The first stable release of PyPy3(morepypy.blogspot.com) |
The first stable release of PyPy3(morepypy.blogspot.com) |
And they didn't even reached their funding goal for "py3k in pypy" [1]. This is dedication. I encourage everyone to fund this extremely incredible project!
I donated a while back, will make another donation soon.
I would like to start using this immediately but I think I'll have to wait until a 3.3 release for "yield from".
In theory, shouldn't CFFI be the foundation of the solution to that problem?
What purpose would that serve?
> Being able to just slightly performance sensitive code in python is a huge win.
I think you slightly this phrase, but aside from that pypy does not work for everybody and everything (e.g. at best it's no slower for sphinx, it really doesn't like the way docutils works). It's not like pypy's a magic wand.
If PyPy became the official/canonical implementation, PyPy would receive more attention and third-party library compatibility would be a requirement. Complaints about Python's slowness would be somewhat less relevant, and Python might see wider adoption. The RPython toolchain would receive more attention and that could be useful to other languages. There are plenty of reasons, but PyPy is usually a free speedup for your Python application. Who's going to complain about that?
> pypy does not work for everybody and everything
True, but as the official implementation of Python, compatibility with PyPy would then be a must, and this situation would be greatly improved.
Seriously, it takes more than 4gigs to build PyPy? Is that also necessary for other platforms besides OpenBSD?
When you're compiling PyPy, it basically has to load the entire Python interpreter structure into memory so it can do its various analyses and annotations, so compiling PyPy takes a long time. I think for a while it was excluded from certain Linux distros because their package-build-farm machines wouldn't handle it.
Pypy is written in RPython, a subset of the python language. When it's 'compiled', the pypy RPython code runs in cpython or pypy, to re-compile the pypy source into C code, to generate a binary. Lots of tuning and such occurs at the same time, so the JIT runs well on the target machine. This is why it takes a long while, and lots of memory.
The build also prints a fractal while compiling. http://pypy.readthedocs.org/en/latest/faq.html#why-does-pypy...
https://terminal.com/tiny/shkhWWkcEV
(this lets you compare the performance on a real Linux system, without installing anything)
PyPy aims to be (and is in many cases) faster than CPython.

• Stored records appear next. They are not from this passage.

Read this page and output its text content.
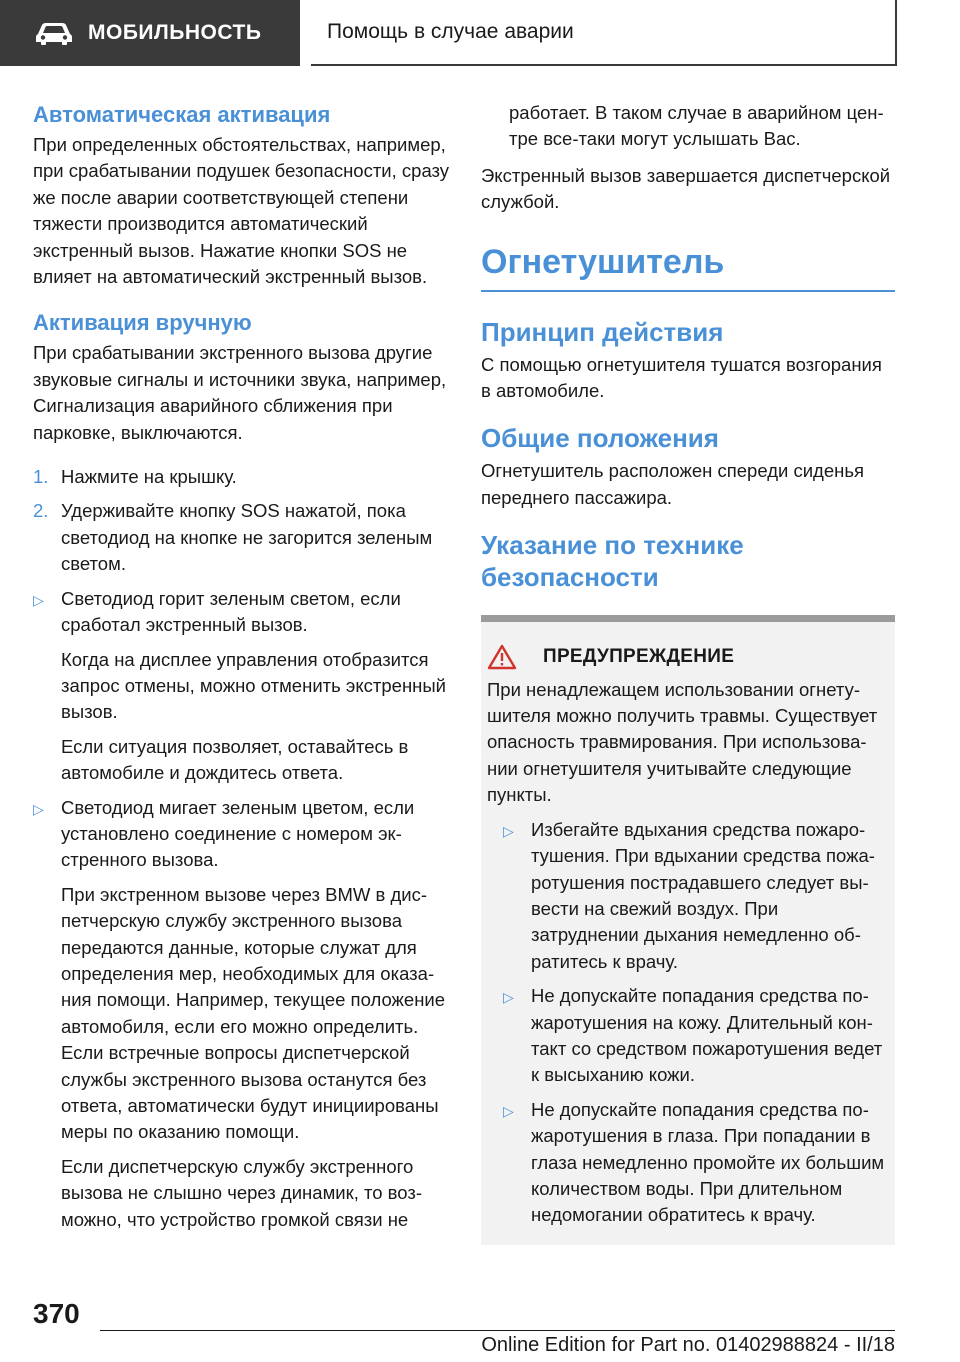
МОБИЛЬНОСТЬ	Помощь в случае аварии
Автоматическая активация

При определенных обстоятельствах, например, при срабатывании подушек безопасности, сразу же после аварии соответствующей степени тяжести производится автоматический экстренный вызов. Нажатие кнопки SOS не влияет на автоматический экстренный вызов.

Активация вручную

При срабатывании экстренного вызова другие звуковые сигналы и источники звука, например, Сигнализация аварийного сближения при парковке, выключаются.

1. Нажмите на крышку.
2. Удерживайте кнопку SOS нажатой, пока светодиод на кнопке не загорится зеленым светом.
▷ Светодиод горит зеленым светом, если сработал экстренный вызов.

Когда на дисплее управления отобразится запрос отмены, можно отменить экстренный вызов.

Если ситуация позволяет, оставайтесь в автомобиле и дождитесь ответа.

▷ Светодиод мигает зеленым цветом, если установлено соединение с номером экстренного вызова.

При экстренном вызове через BMW в диспетчерскую службу экстренного вызова передаются данные, которые служат для определения мер, необходимых для оказания помощи. Например, текущее положение автомобиля, если его можно определить. Если встречные вопросы диспетчерской службы экстренного вызова останутся без ответа, автоматически будут инициированы меры по оказанию помощи.

Если диспетчерскую службу экстренного вызова не слышно через динамик, то возможно, что устройство громкой связи не

работает. В таком случае в аварийном центре все-таки могут услышать Вас.

Экстренный вызов завершается диспетчерской службой.

Огнетушитель
Принцип действия

С помощью огнетушителя тушатся возгорания в автомобиле.

Общие положения

Огнетушитель расположен спереди сиденья переднего пассажира.

Указание по технике безопасности
ПРЕДУПРЕЖДЕНИЕ

При ненадлежащем использовании огнетушителя можно получить травмы. Существует опасность травмирования. При использовании огнетушителя учитывайте следующие пункты.

▷ Избегайте вдыхания средства пожаротушения. При вдыхании средства пожаротушения пострадавшего следует вывести на свежий воздух. При затруднении дыхания немедленно обратитесь к врачу.
▷ Не допускайте попадания средства пожаротушения на кожу. Длительный контакт со средством пожаротушения ведет к высыханию кожи.
▷ Не допускайте попадания средства пожаротушения в глаза. При попадании в глаза немедленно промойте их большим количеством воды. При длительном недомогании обратитесь к врачу.
370
Online Edition for Part no. 01402988824 - II/18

The advantage with Jython isn't a performance one: it's the ability to call Java code directly.
Ruby also has a GIL.
MRI has a GIL; major alternative implementations (JRuby, Rubinius) do not.
OTOH, addressing the downsides of a GIL are not the only reasonable motivations for an alternative implementation, so there's no reason that a better-than-stock Python (or Ruby) fundamentally must remove the GIL (the current "MRI" used to be an alternative, YARV, to the old MRI, and both had GILs.)

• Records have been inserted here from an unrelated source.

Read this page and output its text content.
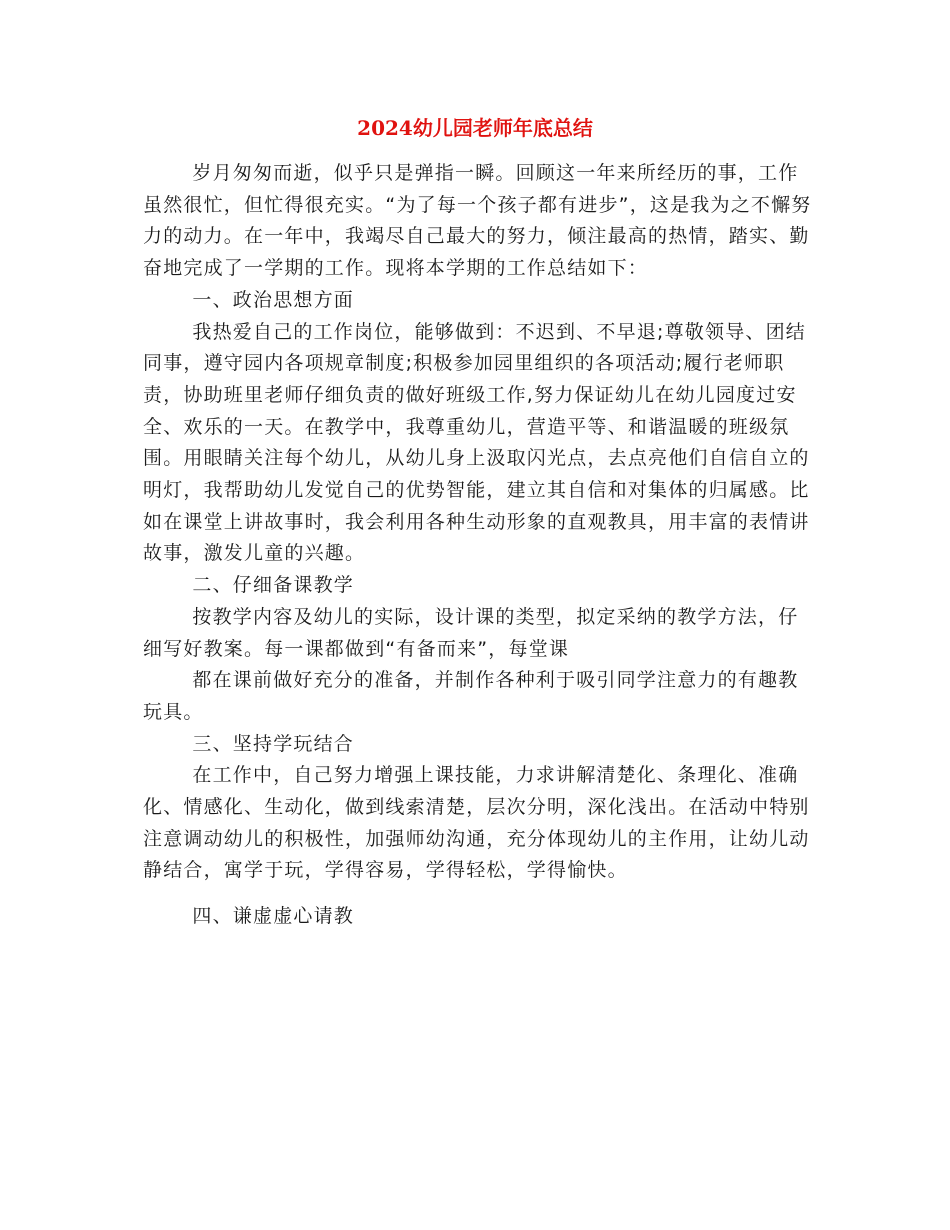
2024幼儿园老师年底总结

岁月匆匆而逝，似乎只是弹指一瞬。回顾这一年来所经历的事，工作虽然很忙，但忙得很充实。“为了每一个孩子都有进步”，这是我为之不懈努力的动力。在一年中，我竭尽自己最大的努力，倾注最高的热情，踏实、勤奋地完成了一学期的工作。现将本学期的工作总结如下：

一、政治思想方面

我热爱自己的工作岗位，能够做到：不迟到、不早退;尊敬领导、团结同事，遵守园内各项规章制度;积极参加园里组织的各项活动;履行老师职责，协助班里老师仔细负责的做好班级工作,努力保证幼儿在幼儿园度过安全、欢乐的一天。在教学中，我尊重幼儿，营造平等、和谐温暖的班级氛围。用眼睛关注每个幼儿，从幼儿身上汲取闪光点，去点亮他们自信自立的明灯，我帮助幼儿发觉自己的优势智能，建立其自信和对集体的归属感。比如在课堂上讲故事时，我会利用各种生动形象的直观教具，用丰富的表情讲故事，激发儿童的兴趣。

二、仔细备课教学

按教学内容及幼儿的实际，设计课的类型，拟定采纳的教学方法，仔细写好教案。每一课都做到“有备而来”，每堂课

都在课前做好充分的准备，并制作各种利于吸引同学注意力的有趣教玩具。

三、坚持学玩结合

在工作中，自己努力增强上课技能，力求讲解清楚化、条理化、准确化、情感化、生动化，做到线索清楚，层次分明，深化浅出。在活动中特别注意调动幼儿的积极性，加强师幼沟通，充分体现幼儿的主作用，让幼儿动静结合，寓学于玩，学得容易，学得轻松，学得愉快。

四、谦虚虚心请教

GvR has done enough damage to Python with Python3. I don't intend to encourage him to do make any more changes. Us Python web developers are better off using what we have (non reference implementations, which don't hurt anyone), or just use Node.js.
The groundwork is done, and I think everyone who is going to support Py 3 without any extra prodding has already done so. Now we need the distros to come through and give that extra nudge to the maintainers that are still slacking, or encourage people to replace those libraries that refuse to update.
For my PyCon Russia talk, I pulled down the data for all 44,402 packages (as of May 31). 13.5% of all packages on PyPI support some version of Python 3. 75.5% of the top 200 packages by download count claim to support some Python 3 version (according to their setup.py classifiers). Additionally, 64% of the top 500 support some Python 3 version.
Another interesting thing I saw was that of those 44K packages, 44% of them have seen a release within the last 12 months (representing 82% of the last month's download share), and 22% of those packages released in the last year support some version of Python 3.
Edit: also, looking at your comments[3E] it looks like surely you know this (sorry) so I'm now really not sure what you're getting at... :P
[1]: http://en.wikipedia.org/wiki/Physical_Address_Extension
[2]: and even with PAE you still need to split into multiple processes/address spaces to do anything useful
32 bit is dead except for ARM, and it will be dead on ARM in 4 years.
Uh... sure? ... but the parent post was about how building for 32 bit _today_ simply does not work and will not work.
Whilst it's not necessarily best to build for technology almost gone, there definitely will continue to exist 32 bit devices that people would expect to run Python on for quite a number of years yet - today's 32 bit ARM chips aren't going anywhere awhile and not every form factor (say non-desktop) is well suited to a 64+-bit architecture. :/
I haven't run a 32 bit desktop or server system since 2004. 32 bit is quite dead. In 4 years, only the cheapest ARM SoCs will be 32 bits. In embedded devices, yes 32 bits will be around for a great long while.